Dale Rosenthal, a former strategist for Long Term Capital Management, the hedge fund known for its epic collapse in 1998, and a proprietary trader for Morgan Stanley, has seen his share of financial complexities... But when shown a seven-page list of derivatives positions held by the Illinois Teachers Retirement System as of March 31, obtained by Medill News Service through a Freedom of Information Act request, the University of Illinois-Chicago assistant professor of finance expressed disbelief.
“If you were to have faxed me this balance sheet and asked me to guess who it belonged to, I would have guessed, Citadel, Magnetar or even a proprietary trading desk at a bank,” Rosenthal said.

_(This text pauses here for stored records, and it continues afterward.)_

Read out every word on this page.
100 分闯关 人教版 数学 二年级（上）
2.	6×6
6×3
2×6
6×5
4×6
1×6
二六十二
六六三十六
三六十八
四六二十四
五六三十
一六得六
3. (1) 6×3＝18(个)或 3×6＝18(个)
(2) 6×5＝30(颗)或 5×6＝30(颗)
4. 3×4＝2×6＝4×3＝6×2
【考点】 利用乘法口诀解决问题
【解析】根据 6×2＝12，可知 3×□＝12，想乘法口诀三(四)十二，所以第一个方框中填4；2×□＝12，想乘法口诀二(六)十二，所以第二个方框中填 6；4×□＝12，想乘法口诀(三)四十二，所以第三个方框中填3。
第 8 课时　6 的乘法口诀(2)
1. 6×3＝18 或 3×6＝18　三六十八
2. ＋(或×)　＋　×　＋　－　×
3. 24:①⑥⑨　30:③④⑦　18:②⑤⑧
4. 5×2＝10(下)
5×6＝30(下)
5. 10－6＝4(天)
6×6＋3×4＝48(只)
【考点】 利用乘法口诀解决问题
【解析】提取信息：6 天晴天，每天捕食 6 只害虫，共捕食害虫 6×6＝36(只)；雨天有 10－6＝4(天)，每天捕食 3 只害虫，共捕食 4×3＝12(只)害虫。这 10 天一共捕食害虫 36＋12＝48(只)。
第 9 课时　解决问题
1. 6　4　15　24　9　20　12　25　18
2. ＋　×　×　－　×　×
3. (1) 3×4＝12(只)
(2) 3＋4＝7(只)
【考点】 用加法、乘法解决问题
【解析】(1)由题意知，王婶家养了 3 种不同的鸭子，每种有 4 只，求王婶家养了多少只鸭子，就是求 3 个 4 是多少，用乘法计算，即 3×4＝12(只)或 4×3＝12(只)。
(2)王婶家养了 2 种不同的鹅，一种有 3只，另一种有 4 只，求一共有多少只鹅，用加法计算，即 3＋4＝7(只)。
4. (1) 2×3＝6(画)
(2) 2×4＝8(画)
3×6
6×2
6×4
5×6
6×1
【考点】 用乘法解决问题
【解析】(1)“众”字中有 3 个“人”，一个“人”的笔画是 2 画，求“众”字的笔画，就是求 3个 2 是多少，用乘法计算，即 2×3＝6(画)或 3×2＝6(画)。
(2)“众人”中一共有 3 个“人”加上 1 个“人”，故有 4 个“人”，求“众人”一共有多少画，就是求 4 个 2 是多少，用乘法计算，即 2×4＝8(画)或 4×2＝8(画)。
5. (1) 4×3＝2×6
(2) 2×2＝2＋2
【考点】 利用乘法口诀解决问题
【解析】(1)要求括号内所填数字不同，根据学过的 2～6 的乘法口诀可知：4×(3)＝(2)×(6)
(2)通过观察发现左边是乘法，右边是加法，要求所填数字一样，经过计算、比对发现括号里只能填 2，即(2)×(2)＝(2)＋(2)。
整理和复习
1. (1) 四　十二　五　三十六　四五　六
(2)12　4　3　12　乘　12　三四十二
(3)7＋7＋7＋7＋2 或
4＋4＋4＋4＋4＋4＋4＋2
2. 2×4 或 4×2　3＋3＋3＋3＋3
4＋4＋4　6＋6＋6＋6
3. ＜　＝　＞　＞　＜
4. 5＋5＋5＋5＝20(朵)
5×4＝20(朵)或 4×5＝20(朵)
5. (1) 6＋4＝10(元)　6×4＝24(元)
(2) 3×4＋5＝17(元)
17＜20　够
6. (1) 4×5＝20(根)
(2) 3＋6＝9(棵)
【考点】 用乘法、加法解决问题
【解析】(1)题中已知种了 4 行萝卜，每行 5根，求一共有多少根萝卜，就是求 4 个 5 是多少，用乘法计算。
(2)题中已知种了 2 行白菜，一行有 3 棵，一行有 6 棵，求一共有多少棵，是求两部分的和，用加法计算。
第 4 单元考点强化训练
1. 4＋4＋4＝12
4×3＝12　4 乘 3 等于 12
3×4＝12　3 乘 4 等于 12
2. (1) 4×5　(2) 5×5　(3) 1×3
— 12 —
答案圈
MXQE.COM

The fact that the sheet doesn’t belong to one of those high-flying hedge funds, but to the $33.72 billion pension fund that serves more than 355,000 full-time, part-time and substitute public school teachers and administrators working outside the city of Chicago, is perplexing to those interviewed for this story.
How bad is it? After losing $4.4 billion on investments in fiscal year 2009, and 5 percent on investments in fiscal 2008, the teachers’ pension is now underfunded by $44.5 billion, or 60.9 percent... For the quarter ended March 31, according to derivatives experts who studied TRS’ financial documents, the fund lost some $515 million on its derivatives portfolio. Since then, the fund’s derivatives positions have likely soured further, the experts said, due to worsening financial conditions in Europe.
In other words, fiscal disaster may be closer than it appears in the mirror.
Congratulations also go to Mayor Richard Daley (D-Machine), who has rung up one of the highest city budget deficits in the world.
Bonded debt and long-term leases have risen much faster than the city's property-tax base under Mr. Daley and now amount to about $5,600 for each Chicagoan. Then there's billions in unfunded pension liabilities — another $5,000 per Chicagoan — and one of the deepest municipal budget holes in the country.
But don't worry, Chicagoans will, I'm sure, continue to keep electing liberal Democrats to high office until the day the city collapses.
When it comes to fiscal stupidity, Democrats always take the Gold, Silver and Bronze medals. Plus Brass, Tin and Cardboard as well. The latter of which will be the construction material for a lot of homes in the state before long.